早在去年融资传闻中,就有消息透露中投、全国社保基金主动接洽、表达投资意向。
这个资方结构本身就是一个信号。国有资本入场,意味着DeepSeek有可能获得政府AI项目的“优先供应商”资格。在国内To-G市场,有没有国资背书,有时候直接决定了你能不能进场。
这不是简单的财务投资,而是战略卡位。
5.梁文锋不“装”了
过去三年,梁文锋在“装”一个“完全不需要资本、完全不需要商业化、完全不受任何世俗约束”的技术隐士。
这个形象为他赢得了整个行业的尊敬和媒体的追捧。但也正因如此,当DeepSeek真的面临人才流失、产品迭代压力、生态建设需求时,他反而被自己的形象绑架了。
这一次,梁文锋彻底“不装了”。
幻方的钱是他的子弹,资本的钱是市场的子弹。两种子弹有不同的用途,打不同的仗。当一个AI公司需要的不仅仅是研发经费,还需要市场化的治理结构、薪酬激励、商业化渠道和生态入口时,自我供血的模式就不再适用了。
如果非要我给这件事下一个定义,我会说梁文锋正在从一个“技术极客”变成“商业领袖”。
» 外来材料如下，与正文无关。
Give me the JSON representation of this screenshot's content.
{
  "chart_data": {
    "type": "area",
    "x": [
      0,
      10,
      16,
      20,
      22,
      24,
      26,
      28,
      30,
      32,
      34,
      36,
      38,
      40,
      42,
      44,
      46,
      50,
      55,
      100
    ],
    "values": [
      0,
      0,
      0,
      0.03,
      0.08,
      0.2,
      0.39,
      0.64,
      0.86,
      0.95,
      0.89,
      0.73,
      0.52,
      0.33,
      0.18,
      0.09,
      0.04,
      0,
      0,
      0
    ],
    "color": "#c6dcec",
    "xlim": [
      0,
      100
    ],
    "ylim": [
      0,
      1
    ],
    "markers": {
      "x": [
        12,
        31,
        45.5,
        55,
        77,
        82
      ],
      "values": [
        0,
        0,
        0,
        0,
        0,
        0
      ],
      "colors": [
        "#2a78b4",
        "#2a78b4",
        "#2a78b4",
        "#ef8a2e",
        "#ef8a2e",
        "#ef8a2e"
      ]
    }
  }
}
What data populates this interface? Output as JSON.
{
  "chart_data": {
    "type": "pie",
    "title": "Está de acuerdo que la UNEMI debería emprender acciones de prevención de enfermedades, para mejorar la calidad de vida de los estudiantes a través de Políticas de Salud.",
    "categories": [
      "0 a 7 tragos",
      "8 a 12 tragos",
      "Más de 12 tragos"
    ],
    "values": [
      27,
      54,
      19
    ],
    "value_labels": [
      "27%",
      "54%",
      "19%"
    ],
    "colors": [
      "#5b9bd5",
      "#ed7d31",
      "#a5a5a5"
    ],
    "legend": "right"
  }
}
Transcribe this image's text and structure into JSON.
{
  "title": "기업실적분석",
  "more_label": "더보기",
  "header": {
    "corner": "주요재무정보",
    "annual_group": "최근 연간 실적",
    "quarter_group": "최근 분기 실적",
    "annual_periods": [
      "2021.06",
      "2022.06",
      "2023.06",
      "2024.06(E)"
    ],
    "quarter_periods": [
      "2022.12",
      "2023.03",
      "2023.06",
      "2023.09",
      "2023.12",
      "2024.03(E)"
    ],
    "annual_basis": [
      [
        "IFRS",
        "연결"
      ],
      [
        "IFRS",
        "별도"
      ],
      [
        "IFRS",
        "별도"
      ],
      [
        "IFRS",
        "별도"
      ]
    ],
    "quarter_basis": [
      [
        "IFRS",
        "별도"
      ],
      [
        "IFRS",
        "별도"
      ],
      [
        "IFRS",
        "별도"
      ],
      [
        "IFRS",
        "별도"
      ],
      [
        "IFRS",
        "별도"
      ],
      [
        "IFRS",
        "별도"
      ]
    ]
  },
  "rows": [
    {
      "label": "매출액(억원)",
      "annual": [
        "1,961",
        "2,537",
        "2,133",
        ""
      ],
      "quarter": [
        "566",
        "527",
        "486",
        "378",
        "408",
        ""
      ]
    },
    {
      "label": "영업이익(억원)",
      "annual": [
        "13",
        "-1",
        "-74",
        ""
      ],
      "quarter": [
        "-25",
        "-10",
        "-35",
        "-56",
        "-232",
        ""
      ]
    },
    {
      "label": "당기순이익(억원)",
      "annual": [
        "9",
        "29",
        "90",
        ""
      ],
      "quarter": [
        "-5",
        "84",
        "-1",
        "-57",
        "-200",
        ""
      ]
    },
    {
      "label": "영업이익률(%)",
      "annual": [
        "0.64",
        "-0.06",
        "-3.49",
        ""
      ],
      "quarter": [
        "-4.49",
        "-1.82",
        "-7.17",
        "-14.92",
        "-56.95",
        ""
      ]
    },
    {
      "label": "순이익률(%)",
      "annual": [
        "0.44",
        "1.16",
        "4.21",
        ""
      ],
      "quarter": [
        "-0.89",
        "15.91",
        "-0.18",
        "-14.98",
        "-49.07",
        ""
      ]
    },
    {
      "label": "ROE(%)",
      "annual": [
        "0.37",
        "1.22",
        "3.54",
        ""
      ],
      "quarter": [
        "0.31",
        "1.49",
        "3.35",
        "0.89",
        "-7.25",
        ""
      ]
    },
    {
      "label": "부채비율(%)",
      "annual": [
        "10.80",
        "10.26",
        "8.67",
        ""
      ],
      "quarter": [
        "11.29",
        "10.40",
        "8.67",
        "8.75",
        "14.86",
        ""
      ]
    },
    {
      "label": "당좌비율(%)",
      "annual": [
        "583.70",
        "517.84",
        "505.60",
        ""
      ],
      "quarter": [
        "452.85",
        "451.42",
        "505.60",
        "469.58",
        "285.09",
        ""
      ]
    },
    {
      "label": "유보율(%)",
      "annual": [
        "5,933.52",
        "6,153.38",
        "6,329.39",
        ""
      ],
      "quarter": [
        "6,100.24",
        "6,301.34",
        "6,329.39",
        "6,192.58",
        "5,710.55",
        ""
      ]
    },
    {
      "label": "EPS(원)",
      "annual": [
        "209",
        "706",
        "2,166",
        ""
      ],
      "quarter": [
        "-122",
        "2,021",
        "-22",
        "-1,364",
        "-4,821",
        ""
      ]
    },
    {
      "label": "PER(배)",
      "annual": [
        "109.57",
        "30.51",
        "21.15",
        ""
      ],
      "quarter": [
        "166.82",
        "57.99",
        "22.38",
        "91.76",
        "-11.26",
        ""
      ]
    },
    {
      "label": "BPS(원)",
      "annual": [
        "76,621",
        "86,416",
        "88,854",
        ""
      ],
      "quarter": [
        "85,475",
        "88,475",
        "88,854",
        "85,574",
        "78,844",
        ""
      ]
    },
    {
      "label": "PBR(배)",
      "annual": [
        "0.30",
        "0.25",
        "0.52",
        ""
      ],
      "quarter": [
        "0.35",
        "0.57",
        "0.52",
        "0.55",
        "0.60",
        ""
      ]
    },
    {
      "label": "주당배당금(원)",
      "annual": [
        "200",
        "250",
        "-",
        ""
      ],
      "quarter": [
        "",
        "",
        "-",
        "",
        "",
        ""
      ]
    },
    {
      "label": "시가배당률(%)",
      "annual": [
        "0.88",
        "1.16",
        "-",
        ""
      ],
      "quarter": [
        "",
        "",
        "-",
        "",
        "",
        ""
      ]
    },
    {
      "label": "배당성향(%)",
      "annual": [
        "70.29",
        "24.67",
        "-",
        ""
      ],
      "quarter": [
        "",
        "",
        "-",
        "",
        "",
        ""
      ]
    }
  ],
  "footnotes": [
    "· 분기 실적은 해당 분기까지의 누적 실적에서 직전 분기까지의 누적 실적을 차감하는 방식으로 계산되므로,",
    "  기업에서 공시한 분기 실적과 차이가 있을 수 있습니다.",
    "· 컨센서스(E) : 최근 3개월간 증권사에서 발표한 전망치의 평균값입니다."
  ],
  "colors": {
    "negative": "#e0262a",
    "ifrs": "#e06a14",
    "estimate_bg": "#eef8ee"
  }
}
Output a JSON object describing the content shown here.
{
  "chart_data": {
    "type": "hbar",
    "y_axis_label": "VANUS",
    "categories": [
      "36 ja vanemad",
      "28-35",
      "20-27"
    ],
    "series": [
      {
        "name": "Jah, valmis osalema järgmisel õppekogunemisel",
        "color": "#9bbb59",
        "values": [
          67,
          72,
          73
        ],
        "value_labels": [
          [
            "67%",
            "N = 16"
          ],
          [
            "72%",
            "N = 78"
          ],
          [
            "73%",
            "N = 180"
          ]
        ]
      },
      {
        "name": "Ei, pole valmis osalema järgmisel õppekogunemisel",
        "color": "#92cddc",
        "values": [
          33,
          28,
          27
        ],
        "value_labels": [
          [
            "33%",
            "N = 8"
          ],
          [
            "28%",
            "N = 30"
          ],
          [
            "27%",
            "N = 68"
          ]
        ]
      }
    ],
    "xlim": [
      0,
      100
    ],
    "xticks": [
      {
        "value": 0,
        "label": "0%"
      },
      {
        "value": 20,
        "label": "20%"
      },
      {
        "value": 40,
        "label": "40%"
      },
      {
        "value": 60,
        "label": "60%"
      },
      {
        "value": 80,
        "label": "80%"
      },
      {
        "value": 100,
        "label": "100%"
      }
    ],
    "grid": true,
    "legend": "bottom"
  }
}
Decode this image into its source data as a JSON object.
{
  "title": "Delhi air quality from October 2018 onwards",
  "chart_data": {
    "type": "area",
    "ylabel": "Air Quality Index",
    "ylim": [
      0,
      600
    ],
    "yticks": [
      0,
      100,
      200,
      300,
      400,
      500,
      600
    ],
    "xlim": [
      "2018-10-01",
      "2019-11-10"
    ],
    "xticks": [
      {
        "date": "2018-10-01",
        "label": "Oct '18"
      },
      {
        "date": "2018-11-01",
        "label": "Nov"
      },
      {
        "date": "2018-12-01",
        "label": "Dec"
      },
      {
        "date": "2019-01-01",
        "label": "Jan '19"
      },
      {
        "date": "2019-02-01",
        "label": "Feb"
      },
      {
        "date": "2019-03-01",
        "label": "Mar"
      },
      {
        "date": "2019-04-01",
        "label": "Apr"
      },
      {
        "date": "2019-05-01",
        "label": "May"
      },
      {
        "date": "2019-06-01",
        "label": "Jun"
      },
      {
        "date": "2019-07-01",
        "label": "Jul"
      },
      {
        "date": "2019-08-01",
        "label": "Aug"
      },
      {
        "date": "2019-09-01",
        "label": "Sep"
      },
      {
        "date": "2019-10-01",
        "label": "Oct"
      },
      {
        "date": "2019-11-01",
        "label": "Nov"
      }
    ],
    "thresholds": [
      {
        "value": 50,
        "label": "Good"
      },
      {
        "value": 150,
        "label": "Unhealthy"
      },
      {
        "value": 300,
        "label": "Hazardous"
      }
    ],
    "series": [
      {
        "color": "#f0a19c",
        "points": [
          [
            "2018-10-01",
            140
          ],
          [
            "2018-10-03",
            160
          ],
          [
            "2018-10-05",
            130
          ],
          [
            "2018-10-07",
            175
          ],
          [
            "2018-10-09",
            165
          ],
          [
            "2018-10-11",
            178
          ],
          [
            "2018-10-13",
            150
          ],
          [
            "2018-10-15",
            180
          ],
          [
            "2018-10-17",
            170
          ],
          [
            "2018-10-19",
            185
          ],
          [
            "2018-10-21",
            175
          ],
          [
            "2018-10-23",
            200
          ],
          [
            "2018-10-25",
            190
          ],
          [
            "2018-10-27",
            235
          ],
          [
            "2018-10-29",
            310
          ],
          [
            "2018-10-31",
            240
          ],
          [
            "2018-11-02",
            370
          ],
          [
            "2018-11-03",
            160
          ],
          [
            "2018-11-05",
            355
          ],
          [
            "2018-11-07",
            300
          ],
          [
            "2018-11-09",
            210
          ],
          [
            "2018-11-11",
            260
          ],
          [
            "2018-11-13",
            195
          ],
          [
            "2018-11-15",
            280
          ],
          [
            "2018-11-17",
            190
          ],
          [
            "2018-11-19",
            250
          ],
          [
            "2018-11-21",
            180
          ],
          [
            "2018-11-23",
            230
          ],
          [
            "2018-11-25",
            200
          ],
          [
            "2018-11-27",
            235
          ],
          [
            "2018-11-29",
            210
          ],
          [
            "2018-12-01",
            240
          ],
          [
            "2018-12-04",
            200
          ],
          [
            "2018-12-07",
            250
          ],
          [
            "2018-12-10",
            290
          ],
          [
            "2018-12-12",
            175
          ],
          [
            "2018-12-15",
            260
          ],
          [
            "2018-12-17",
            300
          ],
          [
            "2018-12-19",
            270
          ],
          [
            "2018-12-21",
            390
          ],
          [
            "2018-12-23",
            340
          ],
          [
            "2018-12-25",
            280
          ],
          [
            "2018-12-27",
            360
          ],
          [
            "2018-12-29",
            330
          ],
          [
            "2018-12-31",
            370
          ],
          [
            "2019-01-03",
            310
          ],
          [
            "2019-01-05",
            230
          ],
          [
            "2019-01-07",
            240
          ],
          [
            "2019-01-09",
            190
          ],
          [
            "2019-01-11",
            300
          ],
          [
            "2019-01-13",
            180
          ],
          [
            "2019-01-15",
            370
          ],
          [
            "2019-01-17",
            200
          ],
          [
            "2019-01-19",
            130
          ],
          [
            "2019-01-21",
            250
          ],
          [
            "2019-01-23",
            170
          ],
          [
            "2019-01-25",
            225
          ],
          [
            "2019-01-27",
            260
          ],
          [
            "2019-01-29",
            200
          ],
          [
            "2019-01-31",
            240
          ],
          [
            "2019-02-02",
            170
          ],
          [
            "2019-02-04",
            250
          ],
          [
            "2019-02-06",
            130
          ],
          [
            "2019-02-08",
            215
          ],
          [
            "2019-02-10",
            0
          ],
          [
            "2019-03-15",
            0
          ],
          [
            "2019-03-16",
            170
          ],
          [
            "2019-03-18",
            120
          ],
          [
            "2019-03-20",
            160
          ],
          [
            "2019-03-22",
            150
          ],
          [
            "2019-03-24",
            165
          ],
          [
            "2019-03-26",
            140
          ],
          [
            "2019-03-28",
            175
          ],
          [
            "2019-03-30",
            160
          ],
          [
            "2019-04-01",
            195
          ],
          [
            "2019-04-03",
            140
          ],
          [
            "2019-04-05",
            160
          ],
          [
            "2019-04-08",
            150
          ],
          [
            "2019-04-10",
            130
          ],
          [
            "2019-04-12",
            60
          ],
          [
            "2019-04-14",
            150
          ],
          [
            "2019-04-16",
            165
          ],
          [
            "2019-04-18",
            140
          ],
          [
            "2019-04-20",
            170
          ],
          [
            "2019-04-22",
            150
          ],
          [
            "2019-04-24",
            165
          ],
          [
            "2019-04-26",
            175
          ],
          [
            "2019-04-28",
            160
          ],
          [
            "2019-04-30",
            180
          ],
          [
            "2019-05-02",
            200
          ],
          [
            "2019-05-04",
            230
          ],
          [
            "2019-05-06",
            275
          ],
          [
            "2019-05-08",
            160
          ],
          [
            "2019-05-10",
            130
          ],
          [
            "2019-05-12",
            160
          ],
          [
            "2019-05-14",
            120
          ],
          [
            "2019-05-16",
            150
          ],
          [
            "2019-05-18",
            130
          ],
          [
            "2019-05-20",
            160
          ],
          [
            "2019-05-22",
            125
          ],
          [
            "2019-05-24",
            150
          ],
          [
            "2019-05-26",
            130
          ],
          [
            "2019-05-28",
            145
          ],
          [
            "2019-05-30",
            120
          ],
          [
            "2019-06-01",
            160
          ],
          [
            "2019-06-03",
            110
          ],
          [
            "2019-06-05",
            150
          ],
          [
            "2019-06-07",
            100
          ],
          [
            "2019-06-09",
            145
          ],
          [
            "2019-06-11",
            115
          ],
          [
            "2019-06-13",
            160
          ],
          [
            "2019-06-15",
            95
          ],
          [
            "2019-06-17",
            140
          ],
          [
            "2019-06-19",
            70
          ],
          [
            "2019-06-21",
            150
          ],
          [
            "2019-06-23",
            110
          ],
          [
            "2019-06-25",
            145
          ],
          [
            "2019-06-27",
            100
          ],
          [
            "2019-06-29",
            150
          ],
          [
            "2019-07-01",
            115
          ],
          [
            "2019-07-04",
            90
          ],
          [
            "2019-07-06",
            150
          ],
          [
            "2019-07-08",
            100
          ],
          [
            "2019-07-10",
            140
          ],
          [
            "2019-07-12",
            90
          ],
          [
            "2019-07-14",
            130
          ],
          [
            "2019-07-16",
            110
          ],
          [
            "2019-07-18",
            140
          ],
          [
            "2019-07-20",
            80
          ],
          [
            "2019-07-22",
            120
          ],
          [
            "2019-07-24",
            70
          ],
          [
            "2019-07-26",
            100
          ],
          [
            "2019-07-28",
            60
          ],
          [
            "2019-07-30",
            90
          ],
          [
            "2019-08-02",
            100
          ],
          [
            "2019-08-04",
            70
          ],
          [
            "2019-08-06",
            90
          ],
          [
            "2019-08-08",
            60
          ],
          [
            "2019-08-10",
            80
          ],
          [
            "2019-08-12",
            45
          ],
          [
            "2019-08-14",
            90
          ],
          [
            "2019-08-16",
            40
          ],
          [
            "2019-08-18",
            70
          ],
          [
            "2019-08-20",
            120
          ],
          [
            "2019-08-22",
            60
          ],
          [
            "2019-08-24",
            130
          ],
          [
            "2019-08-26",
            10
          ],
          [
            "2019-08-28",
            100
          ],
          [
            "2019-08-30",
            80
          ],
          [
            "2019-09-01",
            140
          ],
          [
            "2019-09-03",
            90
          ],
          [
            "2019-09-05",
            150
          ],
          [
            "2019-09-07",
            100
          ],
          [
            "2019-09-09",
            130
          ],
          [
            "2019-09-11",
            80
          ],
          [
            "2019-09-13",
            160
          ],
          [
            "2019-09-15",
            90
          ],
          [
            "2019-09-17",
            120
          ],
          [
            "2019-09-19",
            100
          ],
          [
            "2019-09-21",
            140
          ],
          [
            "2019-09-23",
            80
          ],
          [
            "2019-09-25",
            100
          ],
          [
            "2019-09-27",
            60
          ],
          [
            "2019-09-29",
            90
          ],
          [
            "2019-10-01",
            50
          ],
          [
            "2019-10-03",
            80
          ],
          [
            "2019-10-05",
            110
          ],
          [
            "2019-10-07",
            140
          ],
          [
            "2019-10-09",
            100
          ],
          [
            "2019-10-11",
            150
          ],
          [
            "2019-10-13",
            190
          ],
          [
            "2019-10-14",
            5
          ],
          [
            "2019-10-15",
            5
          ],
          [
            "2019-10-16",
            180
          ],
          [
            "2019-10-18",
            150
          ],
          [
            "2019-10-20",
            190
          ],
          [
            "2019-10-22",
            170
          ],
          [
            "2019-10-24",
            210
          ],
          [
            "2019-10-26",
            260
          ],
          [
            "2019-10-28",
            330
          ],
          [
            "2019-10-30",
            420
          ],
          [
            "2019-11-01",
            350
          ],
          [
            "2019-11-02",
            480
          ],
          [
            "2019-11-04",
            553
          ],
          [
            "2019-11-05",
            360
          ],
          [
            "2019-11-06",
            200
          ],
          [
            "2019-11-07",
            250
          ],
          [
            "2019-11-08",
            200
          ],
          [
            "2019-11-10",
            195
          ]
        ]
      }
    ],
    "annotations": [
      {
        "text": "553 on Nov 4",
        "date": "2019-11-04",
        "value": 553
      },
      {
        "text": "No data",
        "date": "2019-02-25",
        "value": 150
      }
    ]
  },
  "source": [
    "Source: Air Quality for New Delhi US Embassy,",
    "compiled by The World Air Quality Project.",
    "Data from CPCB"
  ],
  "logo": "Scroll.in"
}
这是一个所有伟大的科技公司创始人都必须经历的转变。乔布斯有过,扎克伯格有过,马化腾有过,张一鸣也有过。区别只在于,有些人在创业初期就完成了,有些人在公司爆发后才被迫完成。
梁文锋属于后者。
DeepSeek100亿美元的估值只是一个开始。V4模型即将在4月底亮相,如果它在华为昇腾芯片上跑出世界级的性能,它将是全球第一个不依赖英伟达的前沿AI模型。这个意义,远不止100亿美元的估值能够衡量。